En aquel momento le di muchas vueltas al motivo por el que alguien querría decirle a la gente de Baltimore, en cada uno de sus bancos, que estaban en la mejor ciudad de América. No encontré respuesta. Pero, por aquel entonces, todavía no sabíamos nada de la posverdad.

En la foto, mi banco favorito un día cualquiera.

Traducción simultánea

Todo grupo de amigos próximos a la cuarentena alquilan, tarde o temprano, una casa rural en la que pasar el fin de semana. Por el precio que cuesta un hostal decente te haces con una casa de pueblo de techos altos, vigas de madera y muebles rústicos. Aunque, a diferencia del hostal, aquí hay que hacer la lista de la compra, cocinar y dejarlo todo limpio cuando terminas. 

La casa de este fin de semana estaba en un pequeño pueblo que me hubiera permitido ocultarme fácilmente de mis enemigos, en caso de tenerlos.

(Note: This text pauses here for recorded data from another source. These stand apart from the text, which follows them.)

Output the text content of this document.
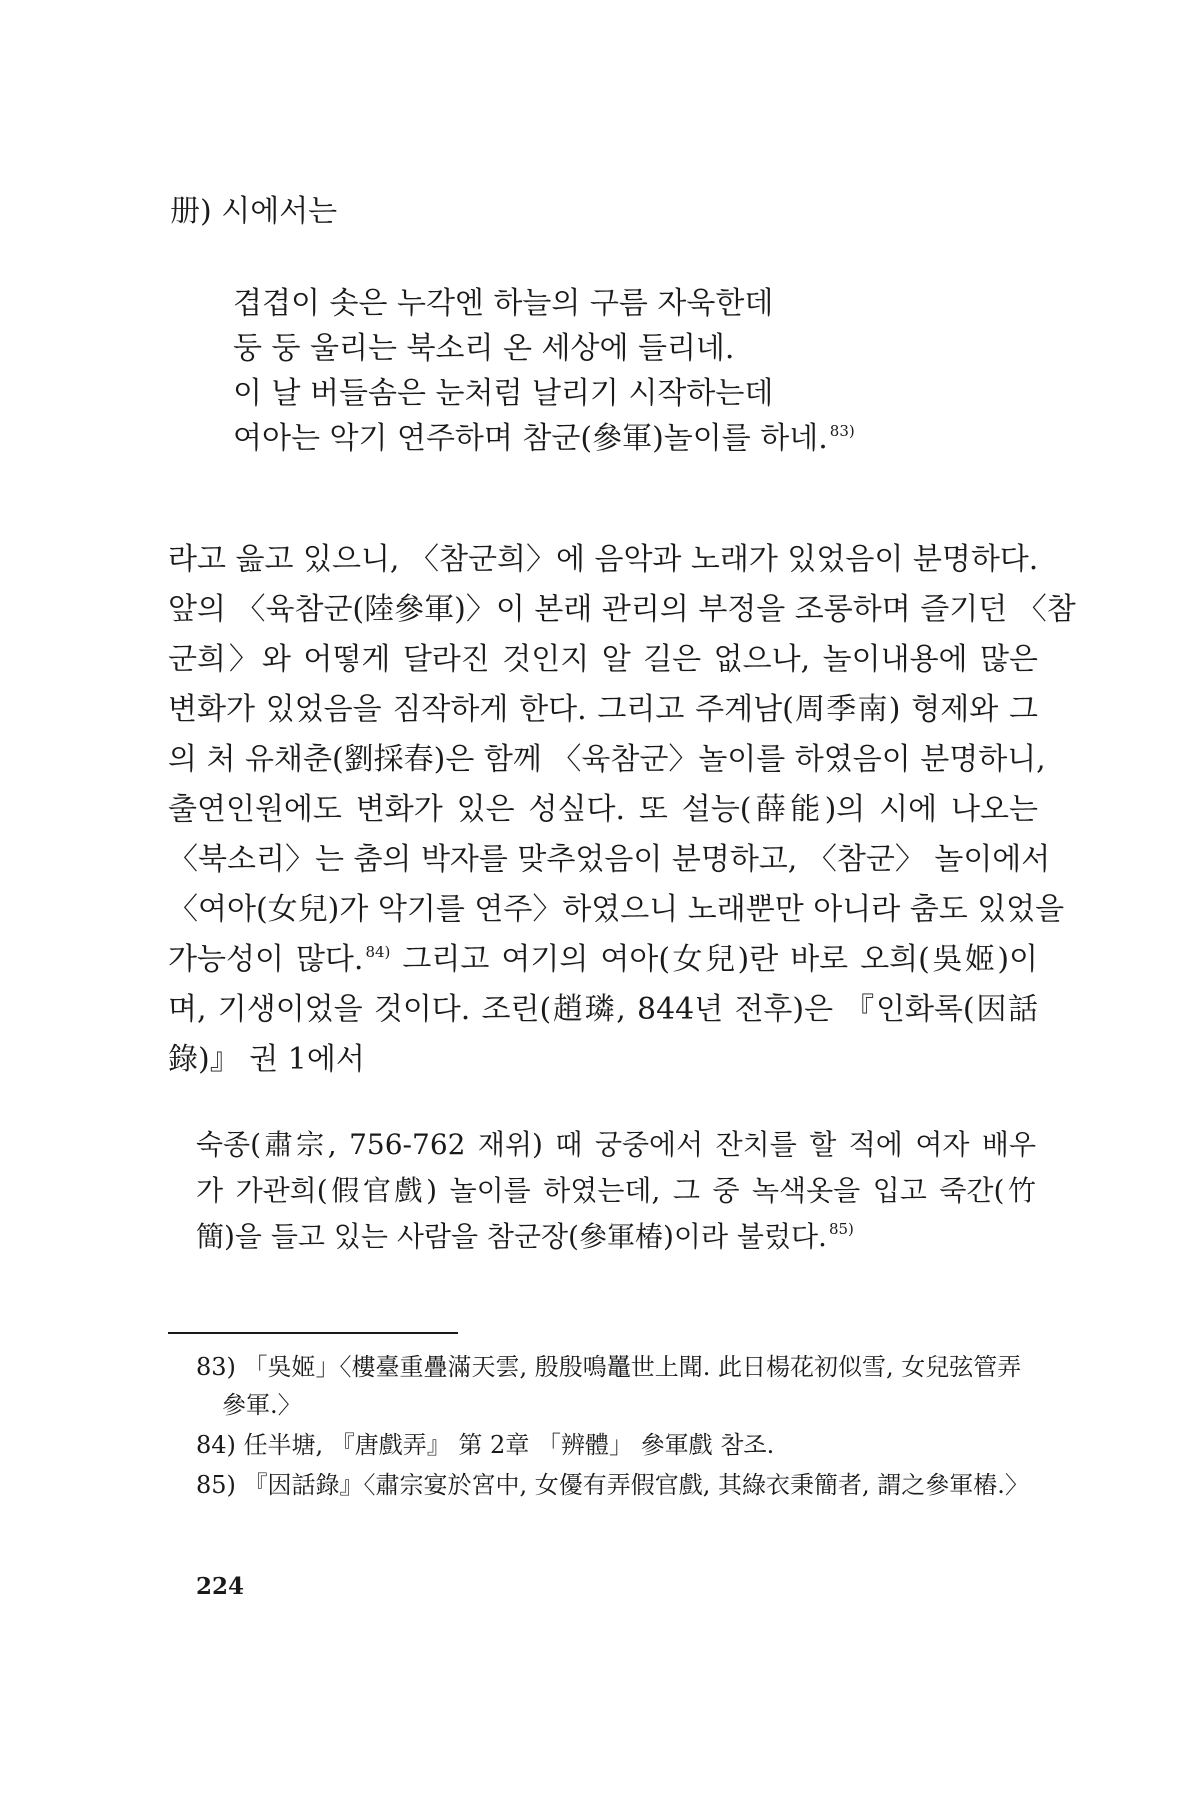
册) 시에서는
겹겹이 솟은 누각엔 하늘의 구름 자욱한데
둥 둥 울리는 북소리 온 세상에 들리네.
이 날 버들솜은 눈처럼 날리기 시작하는데
여아는 악기 연주하며 참군(參軍)놀이를 하네. $^{83)}$
라고 읊고 있으니, 〈참군희〉에 음악과 노래가 있었음이 분명하다.
앞의 〈육참군(陸參軍)〉이 본래 관리의 부정을 조롱하며 즐기던 〈참
군희〉와 어떻게 달라진 것인지 알 길은 없으나, 놀이내용에 많은
변화가 있었음을 짐작하게 한다. 그리고 주계남(周季南) 형제와 그
의 처 유채춘(劉採春)은 함께 〈육참군〉놀이를 하였음이 분명하니,
출연인원에도 변화가 있은 성싶다. 또 설능(薛能)의 시에 나오는
〈북소리〉는 춤의 박자를 맞추었음이 분명하고, 〈참군〉 놀이에서
〈여아(女兒)가 악기를 연주〉하였으니 노래뿐만 아니라 춤도 있었을
가능성이 많다. $^{84)}$ 그리고 여기의 여아(女兒)란 바로 오희(吳姬)이
며, 기생이었을 것이다. 조린(趙璘, 844년 전후)은 『인화록(因話
錄)』 권 1에서
숙종(肅宗, 756-762 재위) 때 궁중에서 잔치를 할 적에 여자 배우
가 가관희(假官戲) 놀이를 하였는데, 그 중 녹색옷을 입고 죽간(竹
簡)을 들고 있는 사람을 참군장(參軍椿)이라 불렀다. $^{85)}$
83) 「吳姬」〈樓臺重疊滿天雲, 殷殷鳴鼉世上聞. 此日楊花初似雪, 女兒弦管弄
參軍.〉
84) 任半塘, 『唐戲弄』 第 2章 「辨體」 參軍戲 참조.
85) 『因話錄』〈肅宗宴於宮中, 女優有弄假官戲, 其綠衣秉簡者, 謂之參軍樁.〉
224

El pueblo tenía un acceso desde la carretera secundaria casi inexistente, una calle mayor que se estrechaba hasta el punto de tener que plegar los retrovisores del coche y una wifi que brillaba por su ausencia. Sí, soy como Sandra Bullock en esa escena de La Red en la que, en la playa, se lamenta por no tener internet. Soy como Sandra Bullock pero veinticinco años más tarde y en un pueblo de Lleida. 

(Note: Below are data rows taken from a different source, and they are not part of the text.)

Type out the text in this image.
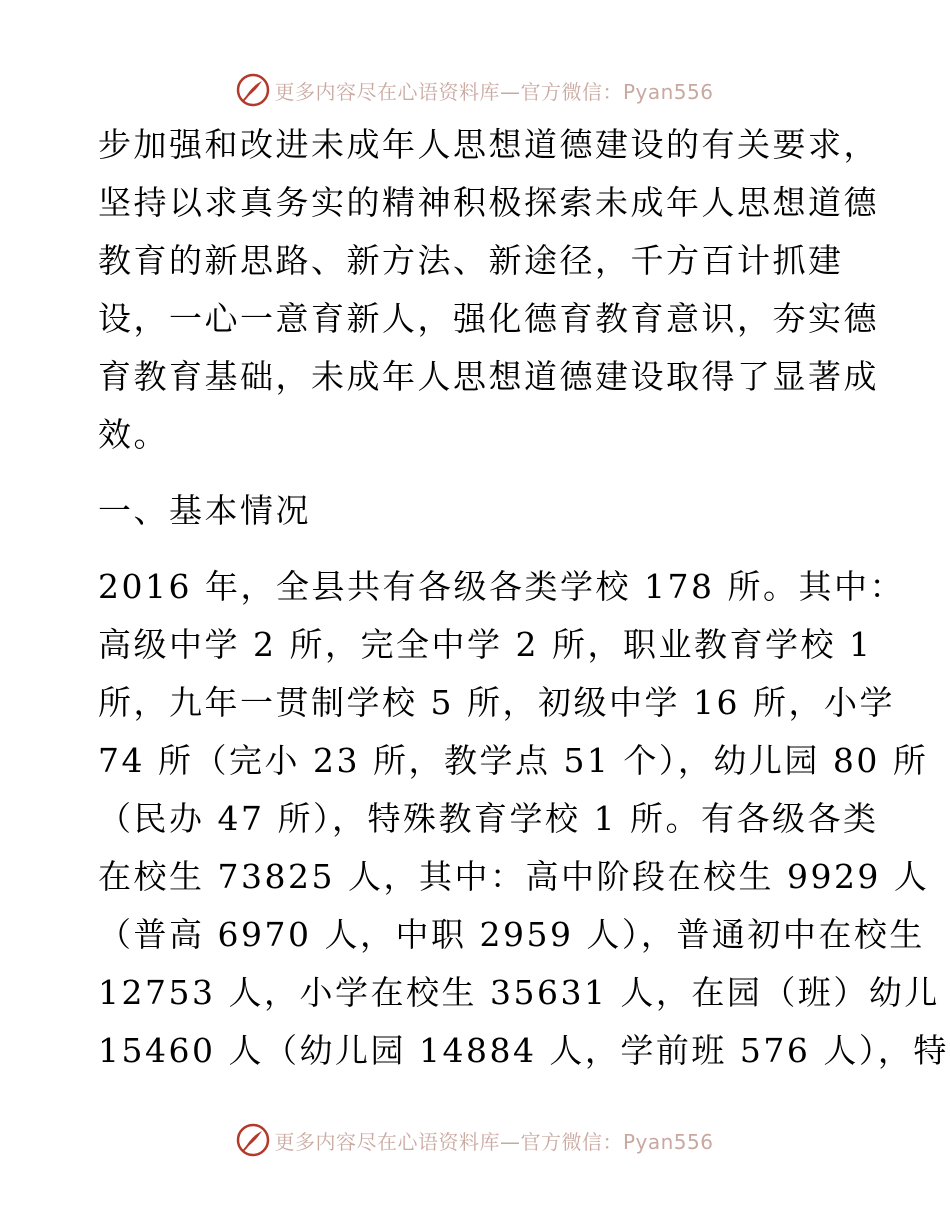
更多内容尽在心语资料库—官方微信：Pyan556
步加强和改进未成年人思想道德建设的有关要求，
坚持以求真务实的精神积极探索未成年人思想道德
教育的新思路、新方法、新途径，千方百计抓建
设，一心一意育新人，强化德育教育意识，夯实德
育教育基础，未成年人思想道德建设取得了显著成
效。
一、基本情况
2016 年，全县共有各级各类学校 178 所。其中：
高级中学 2 所，完全中学 2 所，职业教育学校 1
所，九年一贯制学校 5 所，初级中学 16 所，小学
74 所（完小 23 所，教学点 51 个），幼儿园 80 所
（民办 47 所），特殊教育学校 1 所。有各级各类
在校生 73825 人，其中：高中阶段在校生 9929 人
（普高 6970 人，中职 2959 人），普通初中在校生
12753 人，小学在校生 35631 人，在园（班）幼儿
15460 人（幼儿园 14884 人，学前班 576 人），特
更多内容尽在心语资料库—官方微信：Pyan556
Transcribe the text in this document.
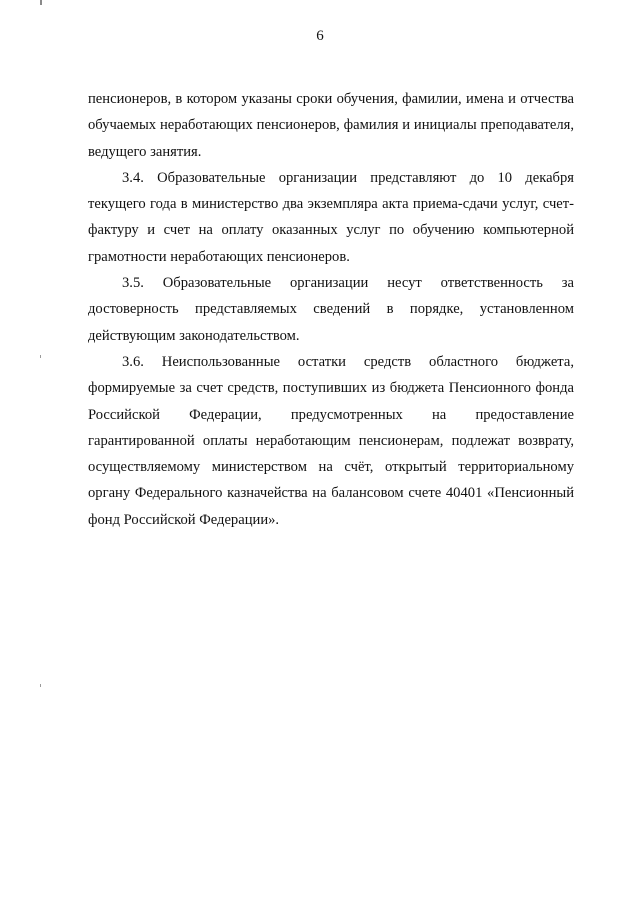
6

пенсионеров, в котором указаны сроки обучения, фамилии, имена и отчества обучаемых неработающих пенсионеров, фамилия и инициалы преподавателя, ведущего занятия.

3.4. Образовательные организации представляют до 10 декабря текущего года в министерство два экземпляра акта приема-сдачи услуг, счет-фактуру и счет на оплату оказанных услуг по обучению компьютерной грамотности неработающих пенсионеров.

3.5. Образовательные организации несут ответственность за достоверность представляемых сведений в порядке, установленном действующим законодательством.

3.6. Неиспользованные остатки средств областного бюджета, формируемые за счет средств, поступивших из бюджета Пенсионного фонда Российской Федерации, предусмотренных на предоставление гарантированной оплаты неработающим пенсионерам, подлежат возврату, осуществляемому министерством на счёт, открытый территориальному органу Федерального казначейства на балансовом счете 40401 «Пенсионный фонд Российской Федерации».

Llevaba todo el sábado metida en casa – para eso se va a las casas rurales, para amortizarlas – cuando decidí salir a dar una vuelta. El pueblo estaba en silencio y hacía frío, y por un rato olvidé mis reticencias y disfruté de las fachadas de piedra, las ventanas llenas de flores y los gatos que se cruzaban en mi camino, perezosos. No estaba tan mal. Había visto un par de carteles anunciando varias casas rurales en el último desvío y pensé que era una buena manera de darle una segunda vida a unas viviendas que, de otro modo, se echarían a perder. 

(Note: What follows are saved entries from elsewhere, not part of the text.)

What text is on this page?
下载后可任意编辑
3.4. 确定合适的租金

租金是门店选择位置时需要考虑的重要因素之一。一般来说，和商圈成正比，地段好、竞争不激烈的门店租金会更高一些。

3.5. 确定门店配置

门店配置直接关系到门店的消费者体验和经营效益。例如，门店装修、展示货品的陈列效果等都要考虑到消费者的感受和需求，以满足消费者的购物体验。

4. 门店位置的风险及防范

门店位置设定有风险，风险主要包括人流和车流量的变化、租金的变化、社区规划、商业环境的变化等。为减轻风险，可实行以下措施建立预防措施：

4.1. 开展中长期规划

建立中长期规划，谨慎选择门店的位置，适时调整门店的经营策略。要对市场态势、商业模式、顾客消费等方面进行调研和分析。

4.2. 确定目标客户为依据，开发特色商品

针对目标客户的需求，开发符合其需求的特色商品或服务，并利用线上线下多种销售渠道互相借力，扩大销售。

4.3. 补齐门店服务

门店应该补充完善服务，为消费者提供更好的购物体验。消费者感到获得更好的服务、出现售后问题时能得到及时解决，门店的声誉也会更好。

En ese momento me encontré con una señora que, sentada en el poyo de su casa, daba de comer a los gatos. Sintiéndome pletórica, me lancé:

– Bona tarda, – saludé, haciendo gala de mi don de lenguas.

La señora me miró de arriba a abajo y murmuró algo entre dientes que no entendí, por lo que procedí a responder con una sonrisa y a seguir mi camino.

Era una lástima no haber podido entenderla, pensé. Me podría haber contado cosas del pueblo, de su gente. En esas estaba cuando, dos casas más allá, encontré un cartel colgado en la fachada. “Bando municipal” decía el encabezamiento. Lo leí, primero en diagonal y, la segunda vez, con atención. Al parecer, los vecinos estaban cansados de las casas rurales y pedían, por favor, que no se les molestase.

No hay nada como una buena traducción simultánea. 

En la foto, el gato aburrido de los turistas rurales.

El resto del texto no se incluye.